De même, dans la lutte menée contre Boko Haram, les forces de sécurités nigérianes ont commis d’autres violations à l’encontre des enfants. Beaucoup de ceux qui ont réussi à échapper au contrôle de Boko Haram se retrouvent détenus par l’armée nigériane, sans aucune preuve qu’ils aient commis des crimes contre des civils ou même qu’ils aient été affiliés au mouvement. L’armée a également procédé à des “ciblages” opaques, impliquant souvent des violences physiques et de la torture, pour obtenir des aveux par la force.

Détentions illégales et privation du droit de l’accès à l’éducation

Des milliers d’enfants ont été détenus illégalement, souvent dans les mêmes cellules que les adultes, et soumis à la torture et à d’autres mauvais traitements dans des conditions inhumaines, entraînant parfois leur mort. Beaucoup ont été privés de leur liberté, piégés pendant des mois voire des années dans les centres de détention militaires, formels ou informels. Bien que les conditions se soient quelque peu améliorées ces dernières années, elles restent déplorables, notamment en raison du surpeuplement, de la chaleur extrême, du manque d’hygiène et de l’insuffisance des soins de santé. Avec la pandémie de COVID-19, les enfants détenus courent un risque supplémentaire d’être exposés à la maladie.
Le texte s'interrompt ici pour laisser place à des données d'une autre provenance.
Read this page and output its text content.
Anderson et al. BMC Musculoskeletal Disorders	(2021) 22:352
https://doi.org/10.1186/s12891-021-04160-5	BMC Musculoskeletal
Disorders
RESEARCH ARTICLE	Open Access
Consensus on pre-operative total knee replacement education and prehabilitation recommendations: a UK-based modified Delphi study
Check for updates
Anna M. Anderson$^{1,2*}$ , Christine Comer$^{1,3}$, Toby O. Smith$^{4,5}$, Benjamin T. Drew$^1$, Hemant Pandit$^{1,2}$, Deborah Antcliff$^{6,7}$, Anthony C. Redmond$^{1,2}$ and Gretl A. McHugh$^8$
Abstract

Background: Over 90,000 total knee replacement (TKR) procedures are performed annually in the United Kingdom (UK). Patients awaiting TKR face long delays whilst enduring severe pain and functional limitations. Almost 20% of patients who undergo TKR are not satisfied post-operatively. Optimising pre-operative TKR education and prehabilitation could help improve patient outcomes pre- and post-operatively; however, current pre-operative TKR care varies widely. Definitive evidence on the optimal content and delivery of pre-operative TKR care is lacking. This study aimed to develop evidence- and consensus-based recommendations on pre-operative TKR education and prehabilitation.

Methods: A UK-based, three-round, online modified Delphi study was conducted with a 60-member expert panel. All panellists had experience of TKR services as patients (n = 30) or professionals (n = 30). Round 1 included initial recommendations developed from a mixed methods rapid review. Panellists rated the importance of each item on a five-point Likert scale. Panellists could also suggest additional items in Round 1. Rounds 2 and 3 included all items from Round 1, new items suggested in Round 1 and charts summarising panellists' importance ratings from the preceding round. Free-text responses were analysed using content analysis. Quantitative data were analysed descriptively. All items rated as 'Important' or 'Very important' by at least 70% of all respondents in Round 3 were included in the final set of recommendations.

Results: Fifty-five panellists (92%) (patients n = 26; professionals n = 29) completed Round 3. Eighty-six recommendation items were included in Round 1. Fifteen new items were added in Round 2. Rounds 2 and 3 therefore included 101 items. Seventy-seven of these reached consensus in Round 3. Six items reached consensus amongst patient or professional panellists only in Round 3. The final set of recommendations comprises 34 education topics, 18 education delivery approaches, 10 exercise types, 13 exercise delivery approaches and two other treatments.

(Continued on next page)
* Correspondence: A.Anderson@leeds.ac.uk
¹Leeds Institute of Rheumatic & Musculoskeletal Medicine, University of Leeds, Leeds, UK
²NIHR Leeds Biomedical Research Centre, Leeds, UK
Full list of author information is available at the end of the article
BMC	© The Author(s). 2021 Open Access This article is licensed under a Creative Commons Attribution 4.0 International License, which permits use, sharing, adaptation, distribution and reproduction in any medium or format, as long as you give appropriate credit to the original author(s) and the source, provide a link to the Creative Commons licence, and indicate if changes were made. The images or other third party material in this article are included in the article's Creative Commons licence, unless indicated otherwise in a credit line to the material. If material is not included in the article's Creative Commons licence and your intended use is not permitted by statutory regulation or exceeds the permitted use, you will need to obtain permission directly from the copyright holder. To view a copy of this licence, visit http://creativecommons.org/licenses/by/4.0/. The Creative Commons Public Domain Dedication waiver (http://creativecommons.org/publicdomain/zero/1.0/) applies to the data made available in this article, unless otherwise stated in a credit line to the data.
De plus, les enfants sont pour la plupart privés d’éducation, 25% d’entre eux seulement étant scolarisé·e·s dans l’État de Borno, au nord-est du Nigeria. La distance à parcourir, les coûts et les conditions de déplacement, les détentions militaires prolongées des enfants ou de leurs parents, sont autant de facteurs qui privent la plupart des garçons et filles d’une éducation suffisante.

Les crimes commis par les deux parties ont entraîné des traumatismes généralisés, l’absence d’accès à l’éducation et le manque de protection contre la violence, l’exploitation et les abus répétés. Les enfants doivent être protégé·e·s des atrocités qui se poursuivent depuis le début du conflit au Nigeria. De plus, des enquêtes indépendantes, impartiales et approfondies sur les allégations de crimes et violations du droit international doivent être menées, de façon à juger leurs auteurs présumés.